The Guru (2002) / Comedy-Romance
aka The Guru of Sex

MPAA Rated: R for strong sexual content, including dialogue, and for language
Running Time: 94 min.

Cast: Jimi Mistry, Heather Graham, Marisa Tomei, Christine Baranski, Rob Morrow, Michael McKean, Emil Marwa, Ajay Naidu
Director: Daisy von Scherler Mayer
Screenplay: Tracey Jackson
Review published August 30, 2002

Many readers may be completely unaware of the Indian cinema many have dubbed "Bollywood" because of the prolific but unique types of movies coming from that region.  They are musicals which usually have a storyline that may not be altogether interesting, but when the singing and dancing occur, which is often, the film becomes a lot of fun.  The Guru is unique because it's one of the first Western films to have major influence from the Bollywood scene, and the result?  Like its brethren out East, it's a film that has a rather flimsy storyline that has its best moments during the musical numbers.

Jimi Mistry (Ella Enchanted, Touch of Pink) plays Ramu, a dance teacher in England who travels to America seeking fame and fortune.  What he finds is a difficult time getting into the entertainment industry; the only job he seems to be able to land is as an actor in a porn flick.  Unfortunately, Ramu has a hard time rising to the occasion and asks porn star Sharonna (Graham, Bowfinger) for help in overcoming his fears in the performance department.  By a fluke, he is helping out at a party for a guru and has to pass himself off in his place when he passes out, using some of the instruction he has learned from Sharonna to open up the American rich to the ways of lovemaking.  He is instantly hailed as the Sex Guru, and people quickly sign up to hear his pearls of wisdom, not knowing all along he is a fraud parroting another's advice, and soon becomes the nation's latest sensation.

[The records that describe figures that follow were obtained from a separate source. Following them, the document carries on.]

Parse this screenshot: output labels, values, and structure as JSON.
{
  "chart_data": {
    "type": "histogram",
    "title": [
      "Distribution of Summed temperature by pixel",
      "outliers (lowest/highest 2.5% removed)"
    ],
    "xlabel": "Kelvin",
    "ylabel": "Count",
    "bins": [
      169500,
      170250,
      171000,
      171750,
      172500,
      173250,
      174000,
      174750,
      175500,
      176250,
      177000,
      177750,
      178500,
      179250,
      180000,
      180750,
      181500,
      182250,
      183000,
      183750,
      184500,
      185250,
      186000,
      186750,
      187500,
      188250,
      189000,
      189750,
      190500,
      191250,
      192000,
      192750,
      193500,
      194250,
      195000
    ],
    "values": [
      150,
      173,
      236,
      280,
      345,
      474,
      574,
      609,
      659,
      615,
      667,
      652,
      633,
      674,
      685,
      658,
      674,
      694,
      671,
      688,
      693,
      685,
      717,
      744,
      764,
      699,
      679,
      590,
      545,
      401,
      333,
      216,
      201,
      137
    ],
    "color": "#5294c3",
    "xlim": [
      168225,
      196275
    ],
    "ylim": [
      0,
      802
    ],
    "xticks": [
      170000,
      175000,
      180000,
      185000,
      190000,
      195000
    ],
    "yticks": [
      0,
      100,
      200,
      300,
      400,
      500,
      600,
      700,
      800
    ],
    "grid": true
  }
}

The Guru isn't a great film by any stretch, but some viewers may be content with the amiable nature and fun music pieces to care that it lacks a decent story.  The cast is energetic and colorful, with Jimi Mistry showing that the void in prominent actors of Indian descent may not be around for long with an amusing portrayal of Ramu.  The musical numbers are handled nicely and may actually increase interest in real Bollywood productions for some more colorful singing and dancing.  Where the film fails is on the script level, which settles for contrived comedy, a no-surprise storyline, and jokes about vapid New York socialites that are as tired as the sexual innuendo that permeates the bulk of the humor. 

The Guru is nothing special, and, with the exception of the references to Indian culture throughout, it's nothing you haven't seen before.  Fans of the stars and people with modest thresholds for entertainment may find it good enough as a momentary diversion, but most others will likely find boredom on many stretches when the jokes fizzle repeatedly.  Maybe there's a good reason to supplant bad story with good musical numbers whenever possible.